The mistake many organizations make is confusing "grow" with "transform." They assume extending existing systems is the same as innovation. It’s not. And when these categories blur, budgets bloat, timelines slip, and transformation loses credibility.
Bala’s advice: Apply discipline. Define buckets clearly. Fund each intentionally.
Think like an investor, not a technologist
Perhaps the most powerful metaphor Bala offers is this: “Treat your portfolio like an investment fund, not a backlog.”
This means rebalancing quarterly, not annually. Doubling down on initiatives with proven value. Cutting or redesigning projects with unclear ROI. Making modernization self-funding by redirecting efficiency savings into innovation. Momentum earns political capital. Delivery earns trust.
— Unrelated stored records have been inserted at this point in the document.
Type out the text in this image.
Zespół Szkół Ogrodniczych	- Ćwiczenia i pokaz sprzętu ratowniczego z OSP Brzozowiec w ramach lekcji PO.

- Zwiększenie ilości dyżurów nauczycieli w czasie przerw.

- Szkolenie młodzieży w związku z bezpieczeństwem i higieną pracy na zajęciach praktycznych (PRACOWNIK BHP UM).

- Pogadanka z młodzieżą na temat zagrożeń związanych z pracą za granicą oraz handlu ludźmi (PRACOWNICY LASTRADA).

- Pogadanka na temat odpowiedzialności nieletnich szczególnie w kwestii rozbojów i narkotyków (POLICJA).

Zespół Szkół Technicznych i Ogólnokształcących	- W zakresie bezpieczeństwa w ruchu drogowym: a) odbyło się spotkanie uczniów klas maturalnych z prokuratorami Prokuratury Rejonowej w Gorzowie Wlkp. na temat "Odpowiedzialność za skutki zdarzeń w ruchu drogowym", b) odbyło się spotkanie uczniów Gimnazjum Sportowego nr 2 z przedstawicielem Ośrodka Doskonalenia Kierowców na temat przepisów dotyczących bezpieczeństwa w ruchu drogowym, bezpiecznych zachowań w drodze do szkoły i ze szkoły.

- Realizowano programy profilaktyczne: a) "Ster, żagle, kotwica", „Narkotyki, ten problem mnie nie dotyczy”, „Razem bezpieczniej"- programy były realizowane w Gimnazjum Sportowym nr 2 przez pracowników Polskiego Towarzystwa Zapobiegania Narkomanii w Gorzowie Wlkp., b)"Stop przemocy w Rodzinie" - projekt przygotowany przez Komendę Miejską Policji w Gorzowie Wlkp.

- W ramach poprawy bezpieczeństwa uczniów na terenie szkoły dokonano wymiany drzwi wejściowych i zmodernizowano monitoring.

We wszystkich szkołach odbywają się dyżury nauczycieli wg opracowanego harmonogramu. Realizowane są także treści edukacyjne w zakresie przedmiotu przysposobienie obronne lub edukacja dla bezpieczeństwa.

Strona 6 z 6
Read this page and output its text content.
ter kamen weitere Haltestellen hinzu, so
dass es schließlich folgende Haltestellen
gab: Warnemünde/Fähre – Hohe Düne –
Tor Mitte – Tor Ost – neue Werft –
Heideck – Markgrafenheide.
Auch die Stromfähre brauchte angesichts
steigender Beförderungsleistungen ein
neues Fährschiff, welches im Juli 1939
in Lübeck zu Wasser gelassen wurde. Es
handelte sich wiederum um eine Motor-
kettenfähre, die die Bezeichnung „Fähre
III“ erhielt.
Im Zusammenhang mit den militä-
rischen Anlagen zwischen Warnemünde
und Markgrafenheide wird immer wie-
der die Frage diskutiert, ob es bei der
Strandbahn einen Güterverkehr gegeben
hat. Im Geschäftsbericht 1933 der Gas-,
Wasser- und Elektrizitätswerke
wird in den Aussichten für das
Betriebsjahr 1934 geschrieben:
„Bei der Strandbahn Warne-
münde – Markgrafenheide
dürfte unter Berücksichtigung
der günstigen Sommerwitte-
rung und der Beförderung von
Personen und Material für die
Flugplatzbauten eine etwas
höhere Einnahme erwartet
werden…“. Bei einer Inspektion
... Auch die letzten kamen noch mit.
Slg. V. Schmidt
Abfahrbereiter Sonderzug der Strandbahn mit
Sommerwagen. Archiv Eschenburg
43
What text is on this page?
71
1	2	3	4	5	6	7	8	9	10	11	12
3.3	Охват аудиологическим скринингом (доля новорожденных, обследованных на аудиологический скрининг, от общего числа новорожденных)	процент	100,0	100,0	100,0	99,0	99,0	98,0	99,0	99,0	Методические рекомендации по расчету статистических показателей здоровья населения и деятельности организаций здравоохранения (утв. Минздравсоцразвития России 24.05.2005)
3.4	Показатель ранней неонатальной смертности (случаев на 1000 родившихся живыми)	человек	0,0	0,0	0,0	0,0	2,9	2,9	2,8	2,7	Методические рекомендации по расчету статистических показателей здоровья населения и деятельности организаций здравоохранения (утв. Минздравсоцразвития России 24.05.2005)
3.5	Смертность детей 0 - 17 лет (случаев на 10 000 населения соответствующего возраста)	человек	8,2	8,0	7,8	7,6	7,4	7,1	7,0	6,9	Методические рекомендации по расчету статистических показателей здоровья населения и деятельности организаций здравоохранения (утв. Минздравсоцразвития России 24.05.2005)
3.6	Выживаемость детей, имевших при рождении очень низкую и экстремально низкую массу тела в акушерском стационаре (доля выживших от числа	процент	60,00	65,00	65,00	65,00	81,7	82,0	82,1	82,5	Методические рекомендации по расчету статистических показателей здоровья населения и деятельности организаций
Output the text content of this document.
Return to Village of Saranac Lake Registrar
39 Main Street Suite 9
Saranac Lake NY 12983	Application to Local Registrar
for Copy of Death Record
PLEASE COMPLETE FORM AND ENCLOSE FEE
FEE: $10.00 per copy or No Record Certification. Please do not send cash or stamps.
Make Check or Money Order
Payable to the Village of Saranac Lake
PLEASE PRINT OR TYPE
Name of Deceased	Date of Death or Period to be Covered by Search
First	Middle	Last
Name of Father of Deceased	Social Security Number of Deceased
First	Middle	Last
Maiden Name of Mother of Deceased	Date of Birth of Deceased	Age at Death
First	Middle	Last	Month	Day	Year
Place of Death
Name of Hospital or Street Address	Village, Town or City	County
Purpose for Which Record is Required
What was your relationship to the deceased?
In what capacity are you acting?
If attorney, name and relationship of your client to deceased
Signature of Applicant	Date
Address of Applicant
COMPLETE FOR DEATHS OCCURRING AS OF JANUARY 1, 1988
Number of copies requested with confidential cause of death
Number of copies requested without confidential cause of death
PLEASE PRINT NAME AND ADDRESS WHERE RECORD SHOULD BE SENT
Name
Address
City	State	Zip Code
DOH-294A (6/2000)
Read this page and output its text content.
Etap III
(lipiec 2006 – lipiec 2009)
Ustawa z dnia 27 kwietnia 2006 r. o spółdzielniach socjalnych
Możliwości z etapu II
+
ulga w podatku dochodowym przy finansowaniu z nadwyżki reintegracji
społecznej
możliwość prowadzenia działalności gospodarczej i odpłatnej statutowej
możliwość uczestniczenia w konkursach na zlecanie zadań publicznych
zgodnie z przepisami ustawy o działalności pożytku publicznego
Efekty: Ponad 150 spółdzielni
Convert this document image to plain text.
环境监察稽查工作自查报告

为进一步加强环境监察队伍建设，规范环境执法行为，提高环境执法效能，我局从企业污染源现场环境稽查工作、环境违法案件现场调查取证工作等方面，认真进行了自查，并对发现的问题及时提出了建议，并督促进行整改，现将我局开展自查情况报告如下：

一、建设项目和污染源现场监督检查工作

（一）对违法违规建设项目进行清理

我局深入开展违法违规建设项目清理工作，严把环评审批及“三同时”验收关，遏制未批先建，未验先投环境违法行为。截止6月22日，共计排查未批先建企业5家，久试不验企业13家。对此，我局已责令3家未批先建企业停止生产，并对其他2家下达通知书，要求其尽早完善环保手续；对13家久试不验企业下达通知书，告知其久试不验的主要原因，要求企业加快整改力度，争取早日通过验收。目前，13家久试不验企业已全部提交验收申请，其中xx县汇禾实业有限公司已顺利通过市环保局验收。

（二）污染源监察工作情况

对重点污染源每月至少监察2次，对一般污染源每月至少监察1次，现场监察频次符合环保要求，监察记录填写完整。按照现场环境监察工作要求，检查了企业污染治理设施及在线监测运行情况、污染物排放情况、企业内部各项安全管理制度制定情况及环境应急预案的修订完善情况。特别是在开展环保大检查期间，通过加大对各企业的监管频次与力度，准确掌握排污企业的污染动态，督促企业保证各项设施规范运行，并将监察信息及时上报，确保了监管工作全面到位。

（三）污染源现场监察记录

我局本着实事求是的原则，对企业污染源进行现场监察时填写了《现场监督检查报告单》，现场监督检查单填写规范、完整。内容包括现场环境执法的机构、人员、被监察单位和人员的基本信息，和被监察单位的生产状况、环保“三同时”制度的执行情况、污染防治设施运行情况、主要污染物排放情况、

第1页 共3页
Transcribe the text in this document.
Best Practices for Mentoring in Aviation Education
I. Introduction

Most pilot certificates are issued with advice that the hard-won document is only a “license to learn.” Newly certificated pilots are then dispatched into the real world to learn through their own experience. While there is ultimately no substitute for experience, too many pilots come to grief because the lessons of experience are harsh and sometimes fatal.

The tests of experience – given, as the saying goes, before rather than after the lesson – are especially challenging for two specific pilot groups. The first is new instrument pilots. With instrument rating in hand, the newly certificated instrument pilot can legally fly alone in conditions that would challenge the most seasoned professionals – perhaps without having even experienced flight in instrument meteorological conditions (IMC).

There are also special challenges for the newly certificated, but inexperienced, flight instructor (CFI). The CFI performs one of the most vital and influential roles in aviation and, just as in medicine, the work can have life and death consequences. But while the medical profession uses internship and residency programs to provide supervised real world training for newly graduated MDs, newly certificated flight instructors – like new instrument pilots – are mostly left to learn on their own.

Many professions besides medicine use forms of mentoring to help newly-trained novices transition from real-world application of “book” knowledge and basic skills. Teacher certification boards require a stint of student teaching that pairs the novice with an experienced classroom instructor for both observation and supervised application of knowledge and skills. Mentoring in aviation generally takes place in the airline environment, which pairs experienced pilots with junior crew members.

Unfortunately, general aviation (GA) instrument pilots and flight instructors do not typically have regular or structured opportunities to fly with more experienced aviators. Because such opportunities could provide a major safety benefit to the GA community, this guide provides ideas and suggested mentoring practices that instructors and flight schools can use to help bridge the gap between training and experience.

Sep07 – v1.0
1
And trust earns future budget.
Culture: The invisible battleground
For all the technical challenges, Bala says the biggest hurdle is not architecture or AI. It’s culture.
Change management is the single largest barrier to modernization. Employees worry that automation will erase jobs. Technology teams optimize for “tech elegance,” while business units prioritize measurable outcomes. Leaders struggle to articulate the narrative behind modernization in a way that feels meaningful, not threatening.
Success requires clear, consistent communication about why modernization matters. Co-ownership across IT and business stakeholders. Transparency around decisions, priorities, and outcomes. And the reassurance that innovation is not a threat, but an extension of human capability.
“Empowerment,” Bala says, “is the key.”
Pragmatism, persistence, and measurable wins
After decades leading programs across global enterprises, Bala distills his advice for fellow technology executives into a simple formula:
Listen. Assess. Be pragmatic.
Iterate. Be persistent.
Big slogans and sweeping transformation promises rarely survive contact with reality. Instead, organizations win by delivering measurable wins, building trust across teams, and maintaining clarity about what matters most.
In a world where budgets will likely remain constrained, the leaders who succeed won’t be the ones who choose between legacy and innovation. They will be the ones who learn to orchestrate both. Leveraging heritage while advancing toward the horizon.